Suchat Sapsin, the man who brings the shadows into the light

The Prince and his two friends – Yordtong and Seegeaw – go to a monk’s school. In less than a week, they decide they have learned enough, and they would like to leave. The monk would not allow such a thing. The Prince pulls out a gun, threatens the old man and so they get away and head back home. Along the way, the Prince falls in love with a giant’s daughter and decides to stay with her. His friends continue the journey through the forest. They find a motorbike and even if they do not know to what purpose the object serves to they consider carrying with them. Once Yordtong is thrown down from the saddle by a restive horse, the two friends decide to continue the journey by plane. But oh! A technical problem occurs during the flight. The heroes parachute themselves and arrive home unharmed.
Nakhon Si Thamarat Suchat Sapsin Shadow Play 1
Nakhon Si Thamarat Suchat Sapsin Shadow Play 2

This is the 15 minutes story Suchat Sapsin stages daily at his house, on a quiet street on the outskirts of Nakhon si Thammarat. The show includes characters of a classical nang yai performance: a prince, a monk and the jokers, on which the artist grafted modern elements: motorbikes, guns, Thai Airways planes and an I love you highlighted every now and then. That is only to make the show appealing to a more diverse audience.

Suchat Sapsin Shadow Play

They stage the story for a minimum of two persons. By the time I got there, none had shown up, so I had to pay double the fee: 100 THB (2 euro). The old puppeteer slowly stood up from under the tree where he was resting, went up on the stage followed by his wife – who assists him every time – and started the show.

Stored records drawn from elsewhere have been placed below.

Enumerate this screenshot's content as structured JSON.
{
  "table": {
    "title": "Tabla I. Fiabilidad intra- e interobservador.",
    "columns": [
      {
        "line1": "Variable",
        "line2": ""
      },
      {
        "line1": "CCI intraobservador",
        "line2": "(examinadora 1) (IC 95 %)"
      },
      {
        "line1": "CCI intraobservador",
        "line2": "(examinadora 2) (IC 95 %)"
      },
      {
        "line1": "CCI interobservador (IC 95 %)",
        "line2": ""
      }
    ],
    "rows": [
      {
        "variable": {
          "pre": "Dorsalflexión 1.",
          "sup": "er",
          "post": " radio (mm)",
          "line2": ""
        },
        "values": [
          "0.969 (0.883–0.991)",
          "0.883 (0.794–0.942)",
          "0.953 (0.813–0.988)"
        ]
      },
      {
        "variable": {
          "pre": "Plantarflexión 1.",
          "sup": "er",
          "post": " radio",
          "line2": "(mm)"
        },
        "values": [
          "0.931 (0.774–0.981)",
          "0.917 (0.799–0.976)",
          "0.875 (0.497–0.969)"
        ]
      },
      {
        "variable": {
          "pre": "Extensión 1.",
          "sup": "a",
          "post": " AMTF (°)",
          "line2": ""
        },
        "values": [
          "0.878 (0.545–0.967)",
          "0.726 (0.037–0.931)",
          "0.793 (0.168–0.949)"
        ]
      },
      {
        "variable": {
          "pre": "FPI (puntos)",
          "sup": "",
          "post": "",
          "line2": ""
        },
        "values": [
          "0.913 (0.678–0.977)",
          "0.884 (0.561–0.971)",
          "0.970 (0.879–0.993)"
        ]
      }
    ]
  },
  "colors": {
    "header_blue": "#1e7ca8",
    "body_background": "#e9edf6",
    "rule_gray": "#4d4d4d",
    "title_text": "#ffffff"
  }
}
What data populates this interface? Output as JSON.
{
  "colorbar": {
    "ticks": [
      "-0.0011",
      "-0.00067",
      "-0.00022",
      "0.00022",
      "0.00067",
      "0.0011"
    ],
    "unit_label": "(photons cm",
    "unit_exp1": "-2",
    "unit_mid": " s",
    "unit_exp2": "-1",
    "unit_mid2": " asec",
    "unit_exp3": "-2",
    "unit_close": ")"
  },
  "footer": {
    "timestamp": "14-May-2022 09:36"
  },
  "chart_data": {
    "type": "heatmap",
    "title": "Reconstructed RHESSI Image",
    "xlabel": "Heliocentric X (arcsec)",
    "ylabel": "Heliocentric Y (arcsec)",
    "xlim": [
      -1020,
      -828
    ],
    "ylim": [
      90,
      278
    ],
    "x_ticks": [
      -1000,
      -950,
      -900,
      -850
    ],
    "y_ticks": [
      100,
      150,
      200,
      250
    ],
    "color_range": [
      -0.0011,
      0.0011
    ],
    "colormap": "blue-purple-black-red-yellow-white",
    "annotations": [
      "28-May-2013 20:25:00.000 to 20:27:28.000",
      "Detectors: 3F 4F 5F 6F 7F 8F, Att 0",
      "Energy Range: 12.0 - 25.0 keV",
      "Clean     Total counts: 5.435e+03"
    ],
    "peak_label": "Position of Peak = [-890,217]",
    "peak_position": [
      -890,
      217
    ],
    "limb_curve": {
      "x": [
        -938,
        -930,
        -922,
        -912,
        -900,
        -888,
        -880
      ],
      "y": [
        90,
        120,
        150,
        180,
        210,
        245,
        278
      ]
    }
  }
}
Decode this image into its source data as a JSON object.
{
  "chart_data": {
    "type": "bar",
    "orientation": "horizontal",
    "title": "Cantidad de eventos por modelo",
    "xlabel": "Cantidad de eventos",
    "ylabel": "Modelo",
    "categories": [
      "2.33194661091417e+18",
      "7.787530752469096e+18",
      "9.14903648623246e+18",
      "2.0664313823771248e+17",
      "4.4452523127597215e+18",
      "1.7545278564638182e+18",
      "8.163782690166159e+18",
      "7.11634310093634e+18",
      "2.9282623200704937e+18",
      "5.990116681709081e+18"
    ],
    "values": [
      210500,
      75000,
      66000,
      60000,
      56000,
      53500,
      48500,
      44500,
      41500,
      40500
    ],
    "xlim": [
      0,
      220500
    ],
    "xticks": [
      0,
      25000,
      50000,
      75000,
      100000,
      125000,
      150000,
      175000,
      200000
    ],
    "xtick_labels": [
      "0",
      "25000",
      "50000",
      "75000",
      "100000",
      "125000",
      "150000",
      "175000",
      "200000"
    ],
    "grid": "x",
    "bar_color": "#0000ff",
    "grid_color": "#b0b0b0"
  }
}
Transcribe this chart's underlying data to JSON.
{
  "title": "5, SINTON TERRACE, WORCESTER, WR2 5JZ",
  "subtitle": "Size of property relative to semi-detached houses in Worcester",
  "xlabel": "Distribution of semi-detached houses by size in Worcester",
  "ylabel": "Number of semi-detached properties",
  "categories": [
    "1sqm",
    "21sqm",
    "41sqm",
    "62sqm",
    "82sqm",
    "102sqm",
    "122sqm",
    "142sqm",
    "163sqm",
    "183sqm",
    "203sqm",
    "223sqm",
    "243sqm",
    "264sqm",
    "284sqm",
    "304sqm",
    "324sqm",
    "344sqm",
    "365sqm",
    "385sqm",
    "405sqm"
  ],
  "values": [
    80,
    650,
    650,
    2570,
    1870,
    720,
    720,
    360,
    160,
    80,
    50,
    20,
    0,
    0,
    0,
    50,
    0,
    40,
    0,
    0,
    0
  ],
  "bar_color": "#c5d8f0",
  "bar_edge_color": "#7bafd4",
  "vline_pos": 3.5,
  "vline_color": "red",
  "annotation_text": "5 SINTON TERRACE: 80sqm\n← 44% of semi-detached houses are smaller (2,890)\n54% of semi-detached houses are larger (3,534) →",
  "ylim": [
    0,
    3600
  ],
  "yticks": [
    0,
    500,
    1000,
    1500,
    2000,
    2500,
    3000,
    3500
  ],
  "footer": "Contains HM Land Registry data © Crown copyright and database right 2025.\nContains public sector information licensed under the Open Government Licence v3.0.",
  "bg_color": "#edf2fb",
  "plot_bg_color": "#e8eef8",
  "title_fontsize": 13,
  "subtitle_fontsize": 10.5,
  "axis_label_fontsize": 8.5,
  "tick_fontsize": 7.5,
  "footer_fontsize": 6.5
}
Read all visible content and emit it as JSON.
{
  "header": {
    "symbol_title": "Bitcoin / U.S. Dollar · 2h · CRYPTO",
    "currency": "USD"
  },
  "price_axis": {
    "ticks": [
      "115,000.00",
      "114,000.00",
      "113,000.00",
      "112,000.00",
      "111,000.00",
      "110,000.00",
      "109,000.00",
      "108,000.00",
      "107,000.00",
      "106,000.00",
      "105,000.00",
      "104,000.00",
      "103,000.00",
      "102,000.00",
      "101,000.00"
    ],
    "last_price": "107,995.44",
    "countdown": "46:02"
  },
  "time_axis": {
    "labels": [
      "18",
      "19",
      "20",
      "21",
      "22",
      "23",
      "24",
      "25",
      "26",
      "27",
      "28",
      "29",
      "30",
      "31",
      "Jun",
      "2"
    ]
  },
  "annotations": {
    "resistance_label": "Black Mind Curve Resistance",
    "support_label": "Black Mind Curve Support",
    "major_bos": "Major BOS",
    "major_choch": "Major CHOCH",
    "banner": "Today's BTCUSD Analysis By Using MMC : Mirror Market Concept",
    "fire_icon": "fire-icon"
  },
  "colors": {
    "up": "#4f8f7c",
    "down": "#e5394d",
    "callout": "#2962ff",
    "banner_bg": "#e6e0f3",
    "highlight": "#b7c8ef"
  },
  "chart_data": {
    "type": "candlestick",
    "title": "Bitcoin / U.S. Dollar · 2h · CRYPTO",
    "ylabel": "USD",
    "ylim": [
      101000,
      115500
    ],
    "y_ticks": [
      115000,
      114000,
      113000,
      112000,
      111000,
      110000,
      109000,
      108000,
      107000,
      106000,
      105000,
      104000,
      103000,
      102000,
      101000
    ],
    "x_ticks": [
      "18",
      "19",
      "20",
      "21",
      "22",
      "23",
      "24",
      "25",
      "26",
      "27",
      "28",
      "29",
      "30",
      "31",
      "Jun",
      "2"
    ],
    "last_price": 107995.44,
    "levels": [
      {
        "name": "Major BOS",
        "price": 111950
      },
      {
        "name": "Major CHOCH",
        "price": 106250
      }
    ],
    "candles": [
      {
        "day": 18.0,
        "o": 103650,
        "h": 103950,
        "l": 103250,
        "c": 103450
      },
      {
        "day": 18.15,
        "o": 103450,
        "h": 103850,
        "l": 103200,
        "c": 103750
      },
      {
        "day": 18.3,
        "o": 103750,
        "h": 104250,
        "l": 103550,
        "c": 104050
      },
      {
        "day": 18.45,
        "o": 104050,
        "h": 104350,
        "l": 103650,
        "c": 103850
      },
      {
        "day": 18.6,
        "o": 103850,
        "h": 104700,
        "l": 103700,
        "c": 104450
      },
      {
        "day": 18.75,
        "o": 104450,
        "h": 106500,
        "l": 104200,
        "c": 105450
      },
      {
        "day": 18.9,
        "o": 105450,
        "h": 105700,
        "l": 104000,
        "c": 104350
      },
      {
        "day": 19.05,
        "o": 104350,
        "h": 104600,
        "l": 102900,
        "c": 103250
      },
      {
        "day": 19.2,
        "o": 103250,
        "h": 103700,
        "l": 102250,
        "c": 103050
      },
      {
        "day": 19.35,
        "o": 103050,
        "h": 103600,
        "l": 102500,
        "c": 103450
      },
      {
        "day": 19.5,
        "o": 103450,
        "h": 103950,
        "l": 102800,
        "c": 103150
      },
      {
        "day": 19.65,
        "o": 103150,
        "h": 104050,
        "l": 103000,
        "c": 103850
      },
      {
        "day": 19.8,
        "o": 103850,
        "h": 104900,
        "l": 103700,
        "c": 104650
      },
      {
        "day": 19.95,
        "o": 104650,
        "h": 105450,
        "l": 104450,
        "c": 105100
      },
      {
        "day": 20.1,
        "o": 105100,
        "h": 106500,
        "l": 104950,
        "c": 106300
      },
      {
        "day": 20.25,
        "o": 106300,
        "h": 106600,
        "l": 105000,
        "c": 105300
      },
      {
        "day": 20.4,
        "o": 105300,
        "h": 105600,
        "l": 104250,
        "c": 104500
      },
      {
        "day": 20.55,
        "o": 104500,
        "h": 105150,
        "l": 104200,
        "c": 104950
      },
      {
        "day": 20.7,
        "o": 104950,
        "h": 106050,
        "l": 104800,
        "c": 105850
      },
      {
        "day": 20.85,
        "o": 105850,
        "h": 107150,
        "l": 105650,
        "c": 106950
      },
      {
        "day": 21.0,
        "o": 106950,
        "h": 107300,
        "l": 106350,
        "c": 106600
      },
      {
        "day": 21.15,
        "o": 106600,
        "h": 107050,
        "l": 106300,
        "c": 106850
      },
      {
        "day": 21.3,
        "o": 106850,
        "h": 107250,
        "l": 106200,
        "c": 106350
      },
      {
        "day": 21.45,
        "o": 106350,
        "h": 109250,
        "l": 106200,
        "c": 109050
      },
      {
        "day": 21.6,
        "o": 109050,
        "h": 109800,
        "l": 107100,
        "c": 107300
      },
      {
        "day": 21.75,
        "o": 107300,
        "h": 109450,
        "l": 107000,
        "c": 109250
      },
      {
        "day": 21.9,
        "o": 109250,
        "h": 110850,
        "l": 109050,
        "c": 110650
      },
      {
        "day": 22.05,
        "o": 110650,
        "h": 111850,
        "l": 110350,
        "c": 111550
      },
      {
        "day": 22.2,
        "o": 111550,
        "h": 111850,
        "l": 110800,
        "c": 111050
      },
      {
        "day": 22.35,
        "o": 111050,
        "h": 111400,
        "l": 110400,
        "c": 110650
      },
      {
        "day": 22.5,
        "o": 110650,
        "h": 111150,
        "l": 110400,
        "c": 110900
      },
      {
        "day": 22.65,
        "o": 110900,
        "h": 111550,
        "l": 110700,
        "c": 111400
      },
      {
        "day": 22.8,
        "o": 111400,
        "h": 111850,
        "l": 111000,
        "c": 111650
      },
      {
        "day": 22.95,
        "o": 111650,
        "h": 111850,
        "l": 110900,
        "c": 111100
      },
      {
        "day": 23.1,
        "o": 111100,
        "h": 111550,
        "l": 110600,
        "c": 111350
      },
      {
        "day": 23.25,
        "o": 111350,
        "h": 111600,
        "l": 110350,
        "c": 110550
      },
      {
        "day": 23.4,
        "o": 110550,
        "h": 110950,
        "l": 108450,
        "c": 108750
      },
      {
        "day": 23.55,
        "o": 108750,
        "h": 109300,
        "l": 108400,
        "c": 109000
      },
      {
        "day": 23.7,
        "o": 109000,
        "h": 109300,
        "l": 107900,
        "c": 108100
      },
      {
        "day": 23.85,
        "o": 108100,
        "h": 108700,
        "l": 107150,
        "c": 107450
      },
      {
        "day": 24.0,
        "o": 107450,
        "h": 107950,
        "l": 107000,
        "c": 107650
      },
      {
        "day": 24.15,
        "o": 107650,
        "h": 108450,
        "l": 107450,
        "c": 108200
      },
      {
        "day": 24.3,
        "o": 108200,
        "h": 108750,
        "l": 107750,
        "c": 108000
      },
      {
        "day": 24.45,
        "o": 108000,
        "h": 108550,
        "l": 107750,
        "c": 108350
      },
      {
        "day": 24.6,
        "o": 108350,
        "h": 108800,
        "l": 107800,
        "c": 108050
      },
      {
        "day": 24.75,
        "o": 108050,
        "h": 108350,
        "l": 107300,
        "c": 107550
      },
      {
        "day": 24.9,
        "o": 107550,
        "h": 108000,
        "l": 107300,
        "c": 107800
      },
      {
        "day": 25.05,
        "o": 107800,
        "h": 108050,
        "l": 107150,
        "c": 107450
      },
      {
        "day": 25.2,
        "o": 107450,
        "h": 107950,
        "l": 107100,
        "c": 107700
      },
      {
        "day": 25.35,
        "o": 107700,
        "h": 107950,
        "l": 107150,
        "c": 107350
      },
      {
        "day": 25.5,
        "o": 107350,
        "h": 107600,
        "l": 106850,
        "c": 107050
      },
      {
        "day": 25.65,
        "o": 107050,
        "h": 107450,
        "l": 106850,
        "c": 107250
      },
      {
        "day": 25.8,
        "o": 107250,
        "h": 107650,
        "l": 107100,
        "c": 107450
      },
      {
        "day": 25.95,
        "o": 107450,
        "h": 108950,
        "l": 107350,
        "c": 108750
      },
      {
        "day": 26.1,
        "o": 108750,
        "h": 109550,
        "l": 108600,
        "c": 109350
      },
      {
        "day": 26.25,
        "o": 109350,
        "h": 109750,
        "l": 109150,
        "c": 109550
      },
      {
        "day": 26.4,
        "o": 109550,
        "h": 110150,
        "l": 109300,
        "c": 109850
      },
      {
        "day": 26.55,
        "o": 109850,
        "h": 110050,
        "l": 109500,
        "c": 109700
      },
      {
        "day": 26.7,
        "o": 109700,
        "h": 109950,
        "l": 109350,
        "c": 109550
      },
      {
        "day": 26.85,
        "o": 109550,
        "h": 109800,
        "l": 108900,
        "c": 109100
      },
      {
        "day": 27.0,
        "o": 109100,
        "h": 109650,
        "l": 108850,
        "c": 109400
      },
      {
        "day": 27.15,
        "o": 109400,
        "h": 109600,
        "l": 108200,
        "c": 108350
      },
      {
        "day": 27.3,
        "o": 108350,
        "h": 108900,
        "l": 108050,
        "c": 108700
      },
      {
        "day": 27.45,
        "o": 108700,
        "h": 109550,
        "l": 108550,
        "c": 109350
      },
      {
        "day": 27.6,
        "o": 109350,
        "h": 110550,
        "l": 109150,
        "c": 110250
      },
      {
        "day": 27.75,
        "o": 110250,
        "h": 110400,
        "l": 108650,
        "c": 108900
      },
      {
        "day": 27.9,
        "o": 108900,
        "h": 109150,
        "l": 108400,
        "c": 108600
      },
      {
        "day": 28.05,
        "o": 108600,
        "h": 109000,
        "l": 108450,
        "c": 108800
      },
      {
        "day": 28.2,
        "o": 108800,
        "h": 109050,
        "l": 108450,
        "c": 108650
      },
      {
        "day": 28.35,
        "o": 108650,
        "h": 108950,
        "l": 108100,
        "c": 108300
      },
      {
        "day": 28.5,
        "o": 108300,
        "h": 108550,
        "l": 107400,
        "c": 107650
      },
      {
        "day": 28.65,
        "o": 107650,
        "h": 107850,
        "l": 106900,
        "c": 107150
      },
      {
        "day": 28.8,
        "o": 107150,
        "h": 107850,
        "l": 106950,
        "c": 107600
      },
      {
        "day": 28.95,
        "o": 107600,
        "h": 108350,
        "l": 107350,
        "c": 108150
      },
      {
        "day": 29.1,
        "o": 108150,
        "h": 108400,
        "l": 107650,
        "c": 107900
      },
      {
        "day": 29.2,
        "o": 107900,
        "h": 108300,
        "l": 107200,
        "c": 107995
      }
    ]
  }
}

Suchat Sapsin is 74 years old and has been a nang yai maestro for half a century. He is well known throughout Thailand, being named an Honored Artist. His house is a temple dedicated to this thousand years old art – having a stage, a workshop and a small museum – truly one of the most important centers for the promotion and preservation of the shadow play tradition in Thailand.

Suchat Sapsin

“People no longer throng to see shadow play shows. They have the television nowadays” reveals Senee, Suchat Sapsin’s daughter-in-law. “We are trying, though, to preserve the tradition. Me, my husband and my daughter work here building puppets and settings for the shows and explaining to our guests the origins and beauty of this ancient art.”

There are hundreds of puppets and setting pieces in the workshop. Visitors can admire or buy them. A prince, a princess or a joker similar to the ones in the photos sell for 800 THB (approx. 17 euro). It takes one month to build a complete set of decor which sells for 25,000 THB (500 euro). I wonder if this is a fair deal.

Nakhon Si Thamarat Suchat Sapsin Shadow Play 3

“We are neither poor, nor rich. We work hard. There are many easier ways to make money. We chose this one because we feel it is our duty and honor to continue what Suchat Sapsin began. His work is precious and we must take care of it. ”


Nakhon Si Thamarat Suchat Sapsin Shadow Play 4

An old farang and a swarthy Thai lady come into the shop holding hands. Senee calls her father-in-law “Father, we have two people”. The old man comes out from under the tree where he was dozing. He lights up a cigarette and goes up on the stage followed by his wife. Senee takes the hundred baht fee from the couple, the light is turned on and the Prince, Seegeaw and Yordtong begin their journey one more time.